自从上次在荒山差点被蛇吞了之后,她就学乖了,升阶这种事得趁没人盯着的时候干。倒不是怕丢人,主要是万一又出什么幺蛾子,被那几个大爷看见,少不了挨一顿阴阳怪气。
她把两颗兽晶一起丢进嘴里,她闭着眼等那股劲过去,然后调动精神力,开了透视。
之前她最多能看穿三四十步的距离,现在目测至少翻了一倍。
云荞满意地点点头,正准备收回能力,目光不经意间扫过一个方向,然后她的笑容僵在了脸上。

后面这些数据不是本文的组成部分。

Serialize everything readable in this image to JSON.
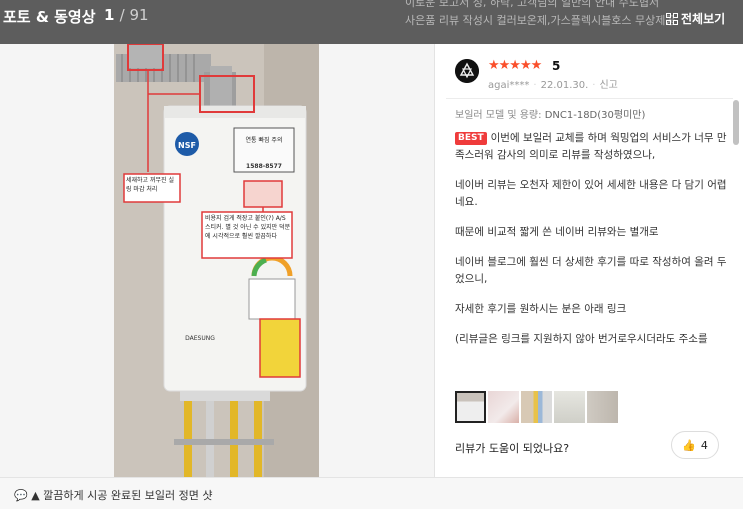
{
  "background": {
    "line1": "이로운  보고서 성, 하락, 고객님의 일반의 안내 수도협서",
    "line2": "사은품   리뷰 작성시 컬러보온제,가스플렉시블호스 무상제공"
  },
  "header": {
    "title": "포토 & 동영상",
    "current": "1",
    "total": "/ 91",
    "view_all": "전체보기"
  },
  "photo": {
    "label1": "NSF",
    "label2": "연통 빠짐 주의",
    "phone": "1588-8577",
    "brand": "DAESUNG",
    "note1": "세재하고 꺼무진 실링 마감 처리",
    "note2": "비용지 검게 적장고 붙인(?) A/S 스티커. 별 것 아닌 수 있지만 덕분에 시각적으로 훨씬 깔끔하다"
  },
  "review": {
    "stars": "★★★★★",
    "score": "5",
    "user": "agai****",
    "date": "22.01.30.",
    "report": "신고",
    "option_label": "보일러 모델 및 용량:",
    "option_value": "DNC1-18D(30평미만)",
    "best": "BEST",
    "p1": "이번에 보일러 교체를 하며 웍밍업의 서비스가 너무 만족스러워 감사의 의미로 리뷰를 작성하였으나,",
    "p2": "네이버 리뷰는 오천자 제한이 있어 세세한 내용은 다 담기 어렵네요.",
    "p3": "때문에 비교적 짧게 쓴 네이버 리뷰와는 별개로",
    "p4": "네이버 블로그에 훨씬 더 상세한 후기를 따로 작성하여 올려 두었으니,",
    "p5": "자세한 후기를 원하시는 분은 아래 링크",
    "p6": "(리뷰글은 링크를 지원하지 않아 번거로우시더라도 주소를",
    "helpful_q": "리뷰가 도움이 되었나요?",
    "likes": "4"
  },
  "caption": "▲ 깔끔하게 시공 완료된 보일러 정면 샷",
  "colors": {
    "accent": "#fa4f2b",
    "best": "#ef3b3b"
  }
}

她看见了翎骁,他靠在一块岩石旁边,拐杖横放在膝头,依旧是谁也不理的姿态。
但他旁边站着一个人,绿烟。
墨绿色的长辫子垂在肩上,兽皮裙在风里微微晃动,正微微弯着腰,似乎在跟翎骁说话。
云荞盯着那个画面看了三秒,然后把透视关了。
行吧,她站起来拍了拍兽皮裙上的泥,面无表情地往回走。
走了几步又停下来,换了个方向,往河边走去。
人家绿烟长得好看,性格温柔,说话大方,还是青蛇族的正经雌性,比原主那个虐待狂强了不知道多少倍。
翎骁要是真对她有好感,那不是天经地义的事吗?
再说了,翎骁本来就是自由的。
她从穿越第一天就说要跟所有人解开契约,人家爱跟谁跟谁,跟她有什么关系?
等到了不死山,解了毒,治了眼睛,他就彻底自由了。
到时候他想跟绿烟回青蛇部落也好,想浪迹天涯也好,关她什么事。
云荞越想越觉得自己想得很明白,脚步却越走越快,最后几乎是小跑着冲到了河边。
她找了块平整的石头坐下,把兽皮鞋一蹬,脚泡进凉丝丝的溪水里,然后捡起一块石头,狠狠砸进河里。
“嘭”一声,水花溅了她一脸。
她又捡了一块,更大。
“嘭!”又一块。
“嘭嘭嘭!”
“你能不能别砸了。”一道冷淡的声音从河面传来。
云荞吓得差点从石头上滑下去,扭头一看,汐渊从河中央浮出来,紫色的长发湿漉漉地贴在脸侧,鱼尾在水下不耐烦地摆了一下。
“你在这里干嘛?!”云荞瞪大了眼睛。
“泡水。”汐渊言简意赅,“我的腿需要泡水,你又不是不知道。”
他抬手揉了揉额头,“你刚才那块石头差点砸我头上。”
“砸到了吗?”
“差点。”
“差点就是没砸到。”云荞把手里准备扔的第四块石头放下,有点心虚,“你怎么也不吱一声,我还以为河里没人。”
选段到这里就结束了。